It's Monday! There's a new premier in Alberta! What a day to be alive, huh? Here's some more news: the good weather is revealing a mess, property flippers may have to meet with the taxman, Target had a crazy year in Canada, and Oakville businesses are seeing tough times.
With the weather improving (finally, hopefully), the snow covering our fair city is starting to melt. And as that snow melts, the accumulated detritus of an entire winter will be exposed, making the sidewalks and parks and basically everywhere there was snow—meaning everywhere in the entire world, probably—filthy. Luckily for would-be spring enthusiasts across town, governments exist in part for just this reason. City cleanup crews will be dispatched across the city in just over a week, as the temperature is rounding 7 C and teens are starting to think about skipping school to do ollies in the parking lot. (Teens still do ollies, right? It’s so hard to keep up with youth culture.)

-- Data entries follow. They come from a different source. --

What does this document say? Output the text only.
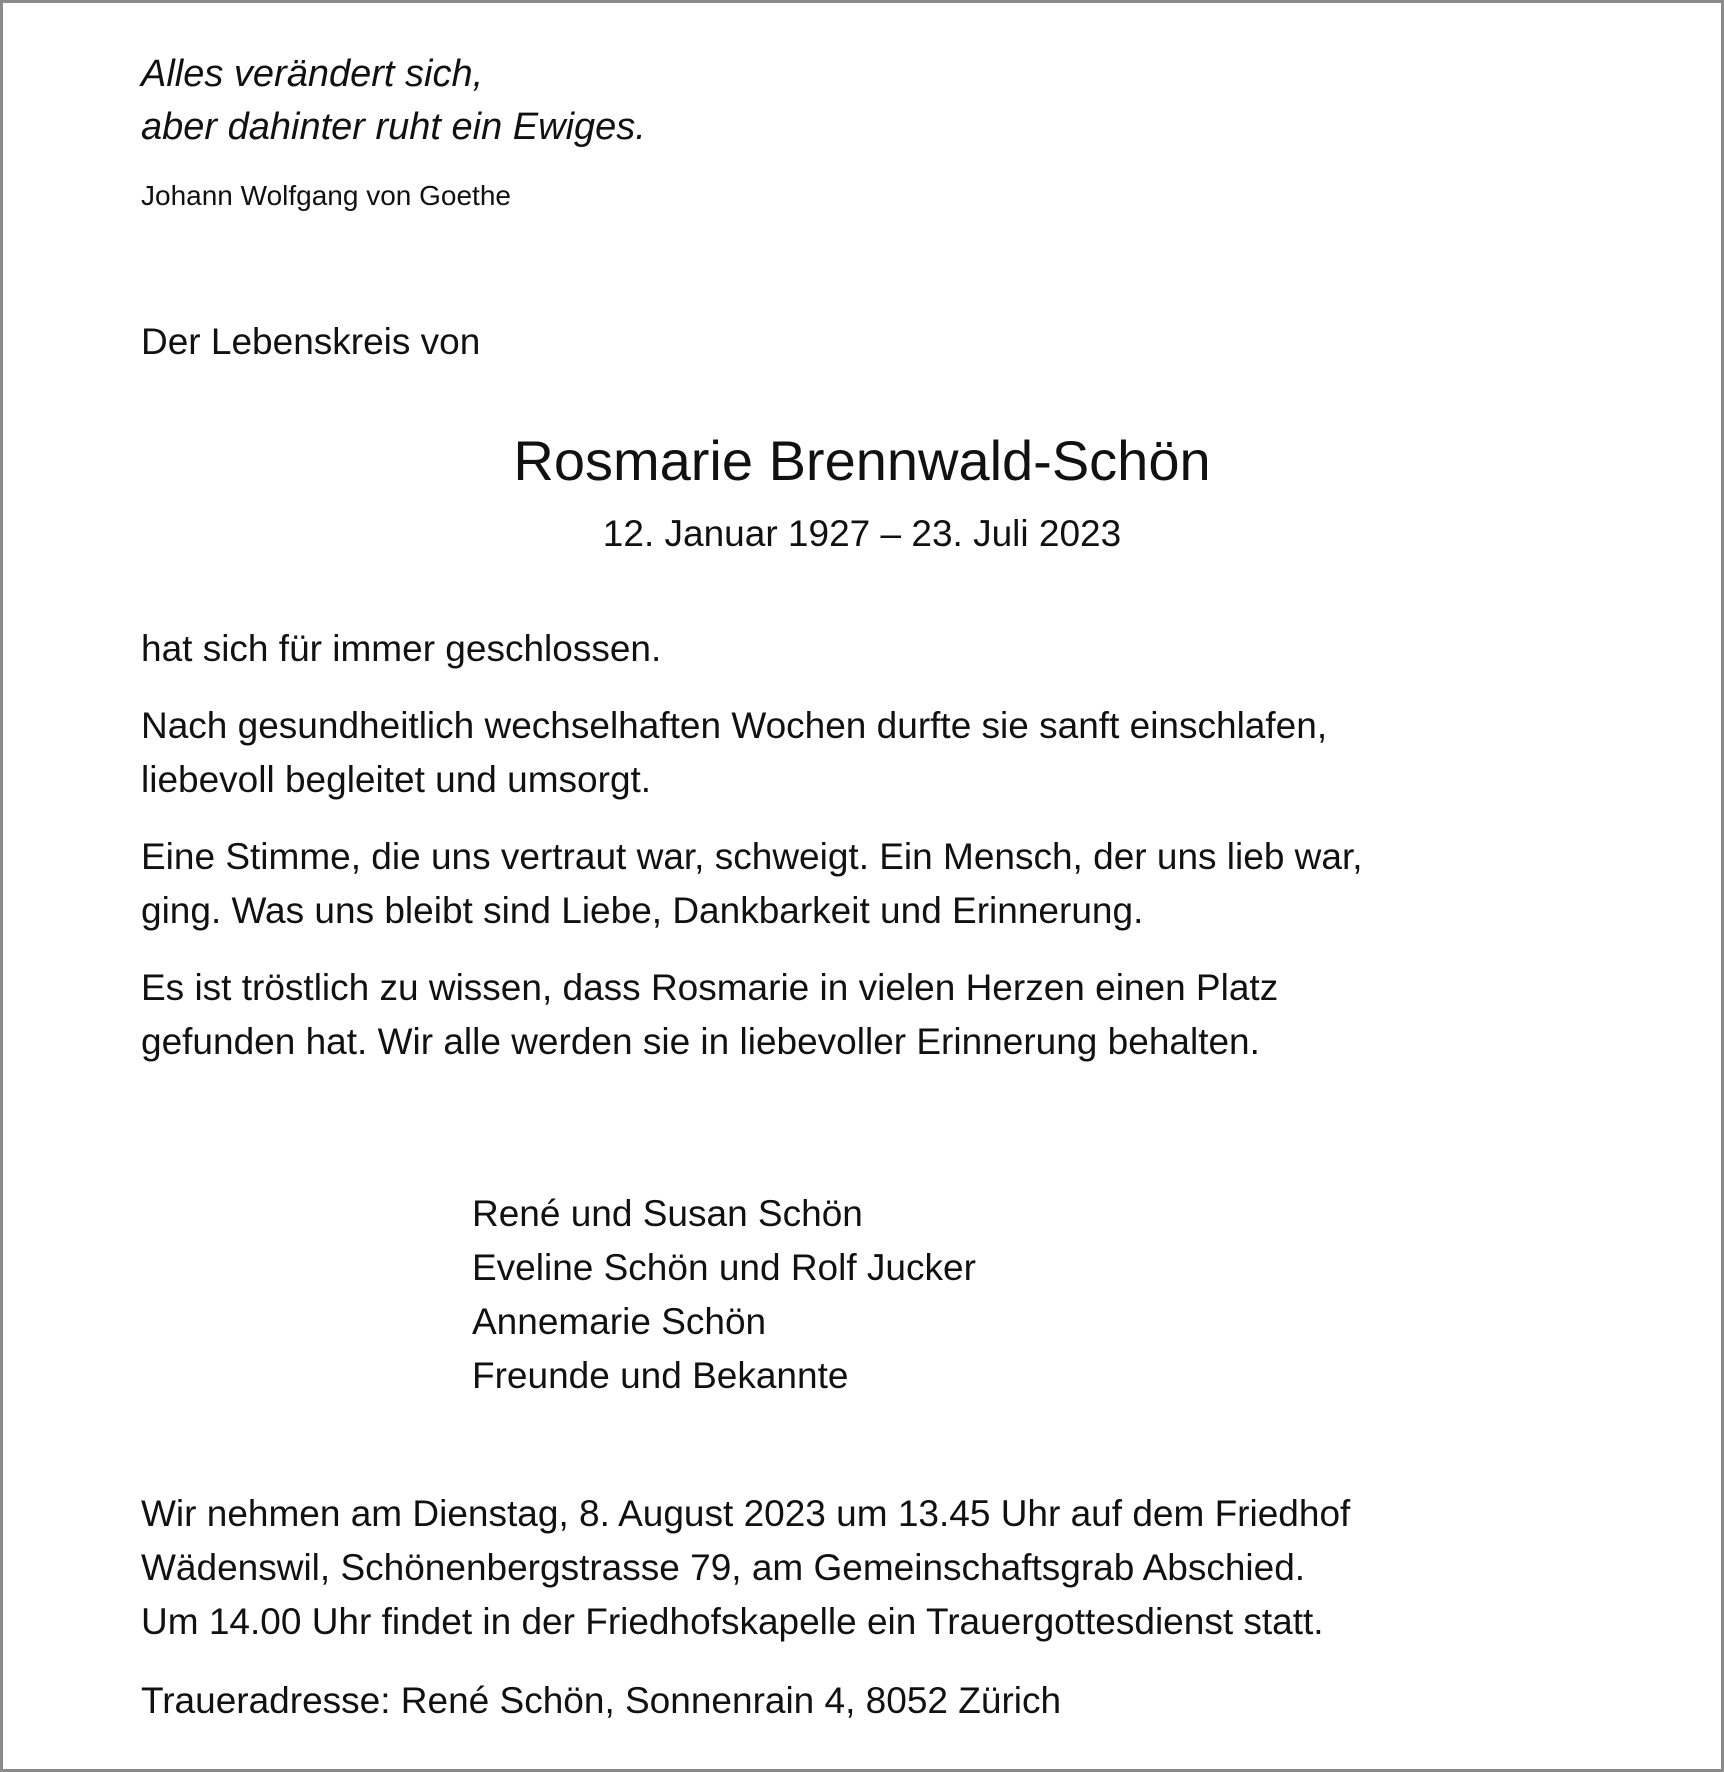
Alles verändert sich,
aber dahinter ruht ein Ewiges.
Johann Wolfgang von Goethe
Der Lebenskreis von
Rosmarie Brennwald-Schön
12. Januar 1927 – 23. Juli 2023
hat sich für immer geschlossen.
Nach gesundheitlich wechselhaften Wochen durfte sie sanft einschlafen,
liebevoll begleitet und umsorgt.
Eine Stimme, die uns vertraut war, schweigt. Ein Mensch, der uns lieb war,
ging. Was uns bleibt sind Liebe, Dankbarkeit und Erinnerung.
Es ist tröstlich zu wissen, dass Rosmarie in vielen Herzen einen Platz
gefunden hat. Wir alle werden sie in liebevoller Erinnerung behalten.
René und Susan Schön
Eveline Schön und Rolf Jucker
Annemarie Schön
Freunde und Bekannte
Wir nehmen am Dienstag, 8. August 2023 um 13.45 Uhr auf dem Friedhof
Wädenswil, Schönenbergstrasse 79, am Gemeinschaftsgrab Abschied.
Um 14.00 Uhr findet in der Friedhofskapelle ein Trauergottesdienst statt.
Traueradresse: René Schön, Sonnenrain 4, 8052 Zürich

Developers and real estate flippers seem to have led the aggressive incursion of “luxury” condos into downtown Toronto, and the Canada Revenue Agency is finally looking into potentially improper practices from one of these groups. “Flippers,” a term and vocation popularized during the height of the U.S. housing bubble by such shows as Flip This House, Flip That House, and Flip Men, often buy rundown properties and fix them up before selling them for a profit. In the Toronto condo market, though, flippers can turn a profit without putting in any work. Simply by purchasing a unit and sitting on it for a few years before reselling, it’s possible to make a tidy sum. The CRA claims that since April 2013, it has audited the 579 people who conducted such deals, and slightly more than half of those investigations resulted in penalties.

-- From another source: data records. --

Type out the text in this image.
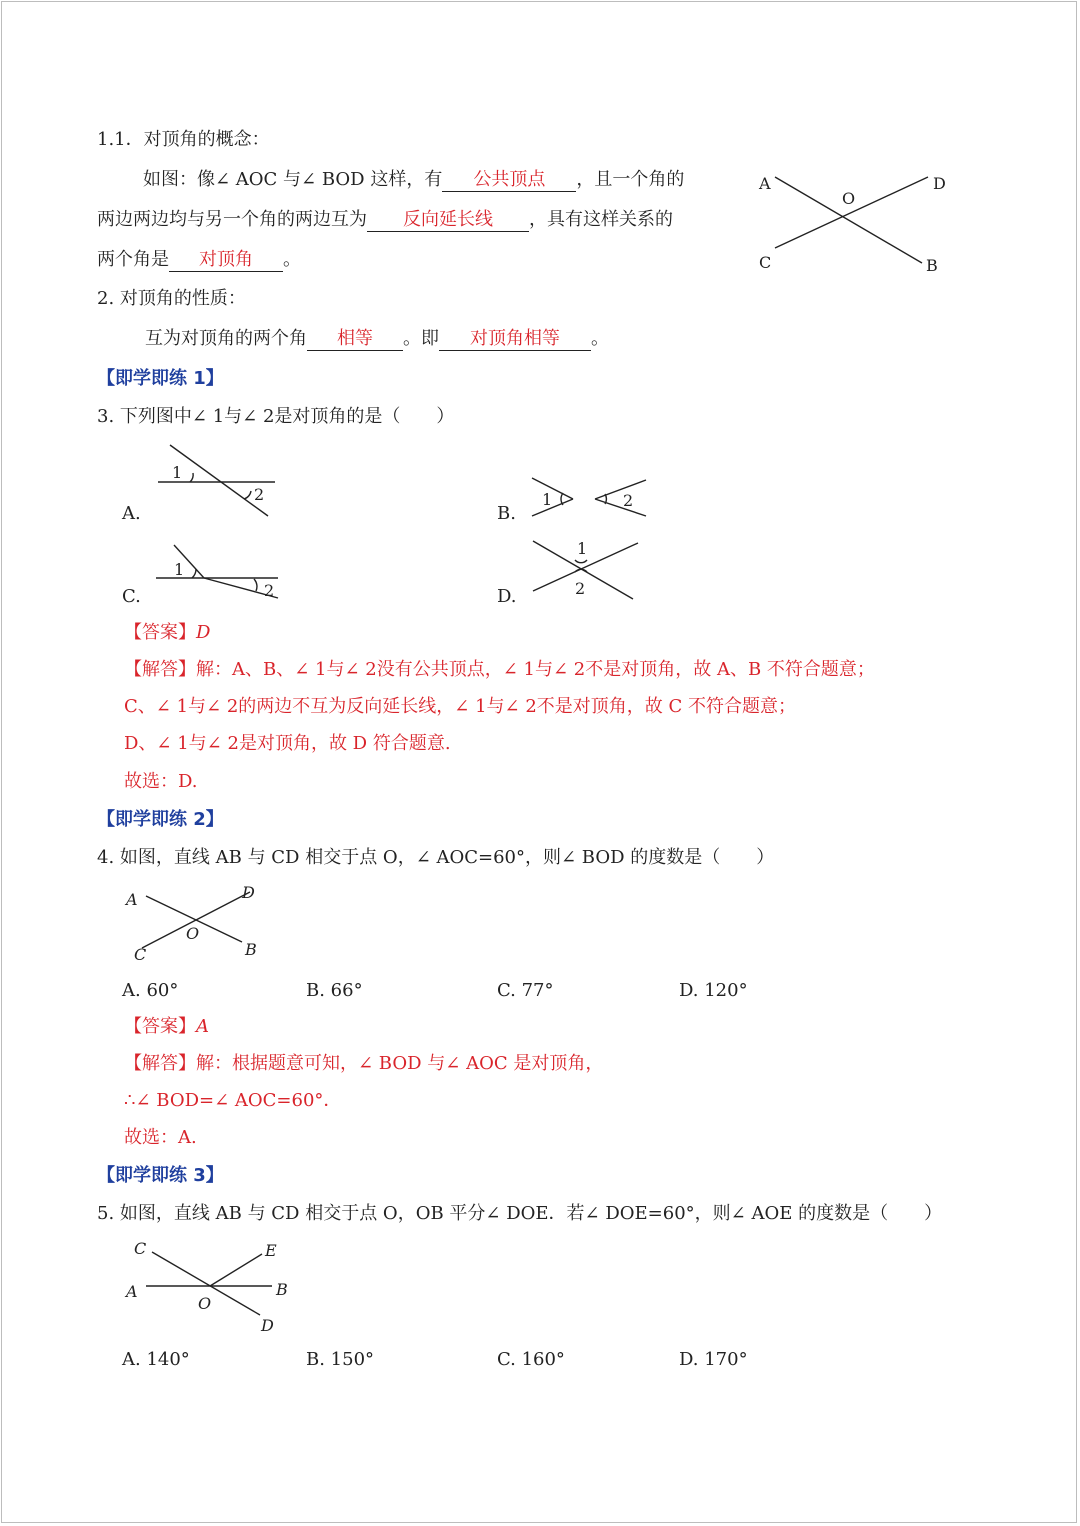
1.1．对顶角的概念：
如图：像∠ AOC 与∠ BOD 这样，有 公共顶点 ，且一个角的
两边两边均与另一个角的两边互为 反向延长线 ，具有这样关系的
两个角是 对顶角 。
A	D
O
C	B
2. 对顶角的性质：
互为对顶角的两个角 相等 。即 对顶角相等 。
【即学即练 1】
3. 下列图中∠ 1与∠ 2是对顶角的是（　　）
A.
1
2
B.
1	2
C.
1
2	D.
1
2
【答案】D
【解答】解：A、B、∠ 1与∠ 2没有公共顶点，∠ 1与∠ 2不是对顶角，故 A、B 不符合题意；
C、∠ 1与∠ 2的两边不互为反向延长线，∠ 1与∠ 2不是对顶角，故 C 不符合题意；
D、∠ 1与∠ 2是对顶角，故 D 符合题意.
故选：D.
【即学即练 2】
4. 如图，直线 AB 与 CD 相交于点 O，∠ AOC=60°，则∠ BOD 的度数是（　　）
A	D
O
C	B
A. 60°	B. 66°	C. 77°	D. 120°
【答案】A
【解答】解：根据题意可知，∠ BOD 与∠ AOC 是对顶角，
∴∠ BOD=∠ AOC=60°．
故选：A.
【即学即练 3】
5. 如图，直线 AB 与 CD 相交于点 O，OB 平分∠ DOE．若∠ DOE=60°，则∠ AOE 的度数是（　　）
C	E
A	B
O
D
A. 140°	B. 150°	C. 160°	D. 170°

What a wild year it’s been for Target in Canada. The major American retailer opened 124 Canadian stores in a single year and expected to turn a profit by the end of 2013. Instead, the company lost almost $1 billion. “We didn’t come to Canada just to operate in one year and go home,” CEO Tony Fisher told the Toronto Star, which sounds good because opening 124 stores only to close them the same year would be a terrible business plan. Now, Target is planning to turn a profit in Canada by 2018, within five years of opening, and will open just nine stores in 2014, and five a year after that, until reaching 150 locations. Consumer response has been cool for a number of reasons, including a lack of stock and higher prices than the American locations.

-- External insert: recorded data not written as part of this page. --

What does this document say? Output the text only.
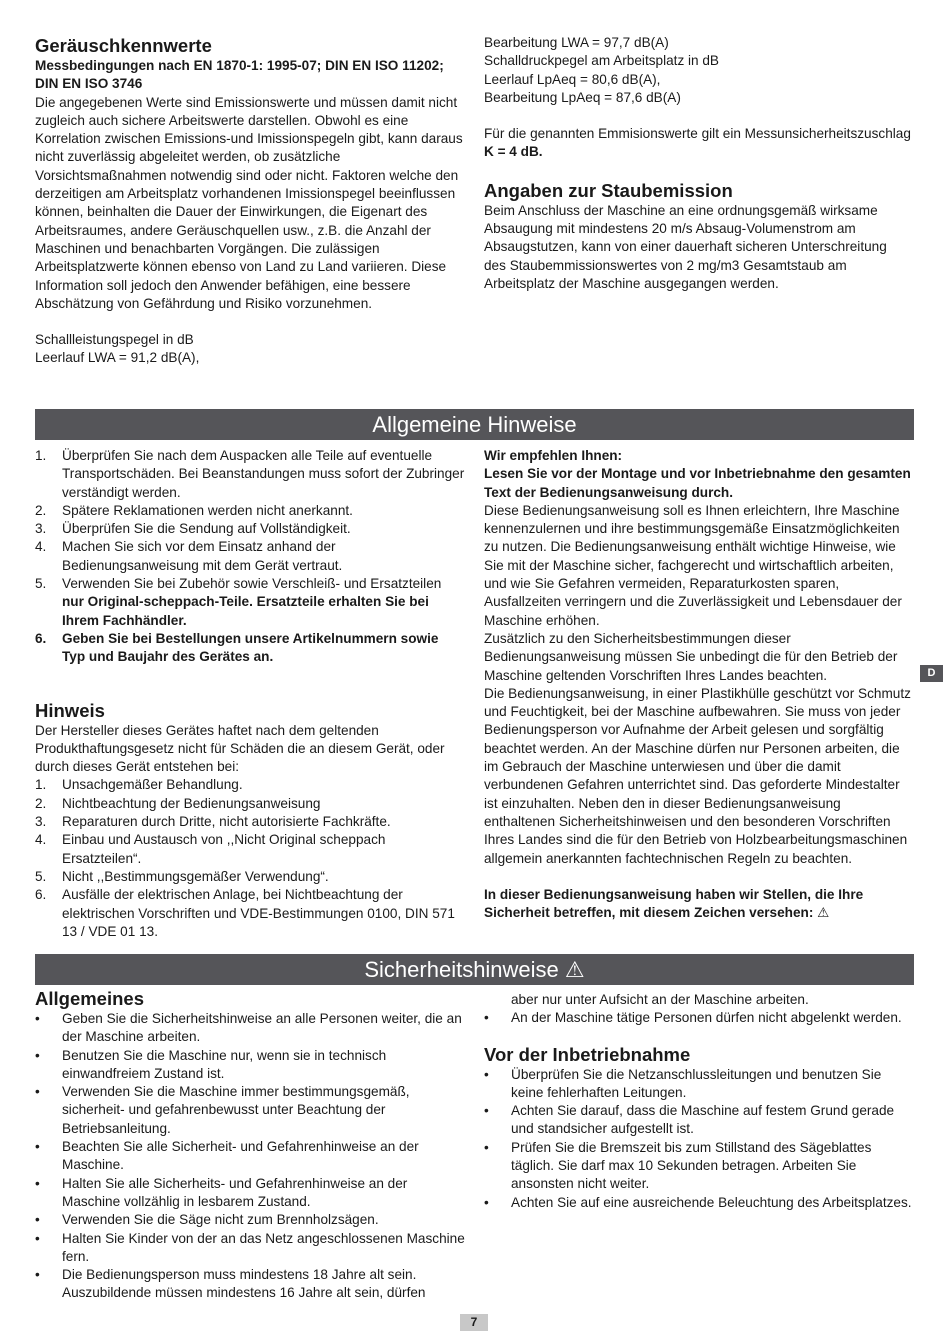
Geräuschkennwerte

Messbedingungen nach EN 1870-1: 1995-07; DIN EN ISO 11202; DIN EN ISO 3746

Die angegebenen Werte sind Emissionswerte und müssen damit nicht zugleich auch sichere Arbeitswerte darstellen. Obwohl es eine Korrelation zwischen Emissions-und Imissionspegeln gibt, kann daraus nicht zuverlässig abgeleitet werden, ob zusätzliche Vorsichtsmaßnahmen notwendig sind oder nicht. Faktoren welche den derzeitigen am Arbeitsplatz vorhandenen Imissionspegel beeinflussen können, beinhalten die Dauer der Einwirkungen, die Eigenart des Arbeitsraumes, andere Geräuschquellen usw., z.B. die Anzahl der Maschinen und benachbarten Vorgängen. Die zulässigen Arbeitsplatzwerte können ebenso von Land zu Land variieren. Diese Information soll jedoch den Anwender befähigen, eine bessere Abschätzung von Gefährdung und Risiko vorzunehmen.

Schallleistungspegel in dB

Leerlauf LWA = 91,2 dB(A),

Bearbeitung LWA = 97,7 dB(A)

Schalldruckpegel am Arbeitsplatz in dB

Leerlauf LpAeq = 80,6 dB(A),

Bearbeitung LpAeq = 87,6 dB(A)

Für die genannten Emmisionswerte gilt ein Messunsicherheitszuschlag

K = 4 dB.

Angaben zur Staubemission

Beim Anschluss der Maschine an eine ordnungsgemäß wirksame Absaugung mit mindestens 20 m/s Absaug-Volumenstrom am Absaugstutzen, kann von einer dauerhaft sicheren Unterschreitung des Staubemmissionswertes von 2 mg/m3 Gesamtstaub am Arbeitsplatz der Maschine ausgegangen werden.

Allgemeine Hinweise
1. Überprüfen Sie nach dem Auspacken alle Teile auf eventuelle Transportschäden. Bei Beanstandungen muss sofort der Zubringer verständigt werden.
2. Spätere Reklamationen werden nicht anerkannt.
3. Überprüfen Sie die Sendung auf Vollständigkeit.
4. Machen Sie sich vor dem Einsatz anhand der Bedienungsanweisung mit dem Gerät vertraut.
5. Verwenden Sie bei Zubehör sowie Verschleiß- und Ersatzteilen nur Original-scheppach-Teile. Ersatzteile erhalten Sie bei Ihrem Fachhändler.
6. Geben Sie bei Bestellungen unsere Artikelnummern sowie Typ und Baujahr des Gerätes an.
Hinweis

Der Hersteller dieses Gerätes haftet nach dem geltenden Produkthaftungsgesetz nicht für Schäden die an diesem Gerät, oder durch dieses Gerät entstehen bei:

1. Unsachgemäßer Behandlung.
2. Nichtbeachtung der Bedienungsanweisung
3. Reparaturen durch Dritte, nicht autorisierte Fachkräfte.
4. Einbau und Austausch von ,,Nicht Original scheppach Ersatzteilen“.
5. Nicht ,,Bestimmungsgemäßer Verwendung“.
6. Ausfälle der elektrischen Anlage, bei Nichtbeachtung der elektrischen Vorschriften und VDE-Bestimmungen 0100, DIN 571 13 / VDE 01 13.

Wir empfehlen Ihnen:

Lesen Sie vor der Montage und vor Inbetriebnahme den gesamten Text der Bedienungsanweisung durch.

Diese Bedienungsanweisung soll es Ihnen erleichtern, Ihre Maschine kennenzulernen und ihre bestimmungsgemäße Einsatzmöglichkeiten zu nutzen. Die Bedienungsanweisung enthält wichtige Hinweise, wie Sie mit der Maschine sicher, fachgerecht und wirtschaftlich arbeiten, und wie Sie Gefahren vermeiden, Reparaturkosten sparen, Ausfallzeiten verringern und die Zuverlässigkeit und Lebensdauer der Maschine erhöhen.

Zusätzlich zu den Sicherheitsbestimmungen dieser Bedienungsanweisung müssen Sie unbedingt die für den Betrieb der Maschine geltenden Vorschriften Ihres Landes beachten.

Die Bedienungsanweisung, in einer Plastikhülle geschützt vor Schmutz und Feuchtigkeit, bei der Maschine aufbewahren. Sie muss von jeder Bedienungsperson vor Aufnahme der Arbeit gelesen und sorgfältig beachtet werden. An der Maschine dürfen nur Personen arbeiten, die im Gebrauch der Maschine unterwiesen und über die damit verbundenen Gefahren unterrichtet sind. Das geforderte Mindestalter ist einzuhalten. Neben den in dieser Bedienungsanweisung enthaltenen Sicherheitshinweisen und den besonderen Vorschriften Ihres Landes sind die für den Betrieb von Holzbearbeitungsmaschinen allgemein anerkannten fachtechnischen Regeln zu beachten.

In dieser Bedienungsanweisung haben wir Stellen, die Ihre Sicherheit betreffen, mit diesem Zeichen versehen: ⚠

Sicherheitshinweise ⚠
Allgemeines
• Geben Sie die Sicherheitshinweise an alle Personen weiter, die an der Maschine arbeiten.
• Benutzen Sie die Maschine nur, wenn sie in technisch einwandfreiem Zustand ist.
• Verwenden Sie die Maschine immer bestimmungsgemäß, sicherheit- und gefahrenbewusst unter Beachtung der Betriebsanleitung.
• Beachten Sie alle Sicherheit- und Gefahrenhinweise an der Maschine.
• Halten Sie alle Sicherheits- und Gefahrenhinweise an der Maschine vollzählig in lesbarem Zustand.
• Verwenden Sie die Säge nicht zum Brennholzsägen.
• Halten Sie Kinder von der an das Netz angeschlossenen Maschine fern.
• Die Bedienungsperson muss mindestens 18 Jahre alt sein. Auszubildende müssen mindestens 16 Jahre alt sein, dürfen
aber nur unter Aufsicht an der Maschine arbeiten.
• An der Maschine tätige Personen dürfen nicht abgelenkt werden.
Vor der Inbetriebnahme
• Überprüfen Sie die Netzanschlussleitungen und benutzen Sie keine fehlerhaften Leitungen.
• Achten Sie darauf, dass die Maschine auf festem Grund gerade und standsicher aufgestellt ist.
• Prüfen Sie die Bremszeit bis zum Stillstand des Sägeblattes täglich. Sie darf max 10 Sekunden betragen. Arbeiten Sie ansonsten nicht weiter.
• Achten Sie auf eine ausreichende Beleuchtung des Arbeitsplatzes.
D
7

The rich people in Oakville are no longer quite as rich as they once were. Regular folk can be forgiven for wondering why it matters, and really, it might not in the big picture—but for upscale retailers who built their businesses to cater to rich Oakvillites, the change is serious. Of the many stores focused on Oakville’s traditionally wealthy residents (four and a half times as many Oakville residents earn more than $191,000 per year than the national average), designer consignment clothing shops seem to still be faring well. This could still be a troubling sign, though, since consignment shops rely on people selling clothing at a fraction of the price they paid and others willing to buy designer items second-hand. Neither of those are traits typically associated with rich people who are enjoying continued success.